Day 1 - How on Earth do I make a patchwork quilt?
I have done a lot of research and have watched many YouTube tutorials; I’ve read blogs and have googled almost everything to do with patchwork quilting. I would say I feel fairly confident but I’d just be lying. Sewing bits of fabric together, easy - I thought. Wrong!
Not only are there all these different methods to making a quilt, no, making a quilt seems to come with it’s own secret society where only a select few know the language. I’m talking about a lot of quilt related jargon! Eskimos allegedly have over 100 different words for snow; that’s nothing, these quilting experts have 1,000 different terms for each different aspect of the quilt. On top of that, there’s pages and pages of information specifically relating to JUST picking colours.
When trying something new, be it food or a task at work, everyone is naturally apprehensive at first, not me, I had to lie down for about an hour to get my heart rate back to normal as the reality and enormity of what I had committed to do, had sunk in.

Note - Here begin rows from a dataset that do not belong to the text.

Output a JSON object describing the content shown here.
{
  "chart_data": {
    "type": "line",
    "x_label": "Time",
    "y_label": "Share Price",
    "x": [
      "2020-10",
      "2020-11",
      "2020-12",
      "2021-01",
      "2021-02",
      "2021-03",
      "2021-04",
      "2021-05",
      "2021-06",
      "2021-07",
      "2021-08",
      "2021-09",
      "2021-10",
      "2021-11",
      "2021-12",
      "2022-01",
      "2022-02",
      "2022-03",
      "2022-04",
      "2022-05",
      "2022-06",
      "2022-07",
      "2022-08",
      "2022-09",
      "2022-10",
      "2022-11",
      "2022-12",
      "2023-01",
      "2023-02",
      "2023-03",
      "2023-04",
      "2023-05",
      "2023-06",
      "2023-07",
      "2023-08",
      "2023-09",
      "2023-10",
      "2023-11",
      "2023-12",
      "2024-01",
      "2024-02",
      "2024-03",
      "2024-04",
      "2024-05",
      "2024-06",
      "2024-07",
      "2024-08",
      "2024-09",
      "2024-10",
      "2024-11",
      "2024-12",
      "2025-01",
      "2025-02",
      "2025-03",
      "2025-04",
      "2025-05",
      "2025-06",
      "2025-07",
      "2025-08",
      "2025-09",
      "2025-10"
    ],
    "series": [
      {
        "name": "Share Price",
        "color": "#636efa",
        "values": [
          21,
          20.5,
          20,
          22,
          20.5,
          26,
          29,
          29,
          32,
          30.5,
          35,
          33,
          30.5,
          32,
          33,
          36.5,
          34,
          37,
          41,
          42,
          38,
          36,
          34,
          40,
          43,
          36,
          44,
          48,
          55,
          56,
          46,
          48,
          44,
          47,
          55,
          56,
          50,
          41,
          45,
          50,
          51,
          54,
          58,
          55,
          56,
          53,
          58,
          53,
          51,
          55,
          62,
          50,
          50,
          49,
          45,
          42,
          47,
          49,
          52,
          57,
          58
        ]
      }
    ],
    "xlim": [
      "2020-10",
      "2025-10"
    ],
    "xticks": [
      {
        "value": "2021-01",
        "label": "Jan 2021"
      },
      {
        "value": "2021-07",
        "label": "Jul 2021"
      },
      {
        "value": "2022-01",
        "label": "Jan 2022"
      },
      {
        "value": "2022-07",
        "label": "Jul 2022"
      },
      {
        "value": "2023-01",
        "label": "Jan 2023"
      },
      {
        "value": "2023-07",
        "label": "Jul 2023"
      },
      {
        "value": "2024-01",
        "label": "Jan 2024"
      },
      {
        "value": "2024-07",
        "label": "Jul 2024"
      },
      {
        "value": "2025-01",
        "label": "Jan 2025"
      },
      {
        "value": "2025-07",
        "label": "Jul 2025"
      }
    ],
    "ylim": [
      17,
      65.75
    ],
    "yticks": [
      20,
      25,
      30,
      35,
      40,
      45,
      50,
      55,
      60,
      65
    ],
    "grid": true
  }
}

So I calmed myself, my fiancé made me lots of tea and I faced just the task in front of me, which was simply to work out the basics of making a quilt.
My advice to anyone attempting to do this would be to make sure you Google the jargon first of all (and ‘hexies’ simply means ‘hexagon’) 😉
I finally managed to bypass the expert ‘quilters’ and came across a method called 'English Paper Piecing’. This method is particularly suitable for hand-making the quilt (as I don’t have a Singer laying around). I’ll go through the method in more detail in my next few blogs.
Once I had found the information I needed (and after saving this), I had decided on an approximate pattern: hexagons with most of the patches a blue colour to tie in with my Guiding theme.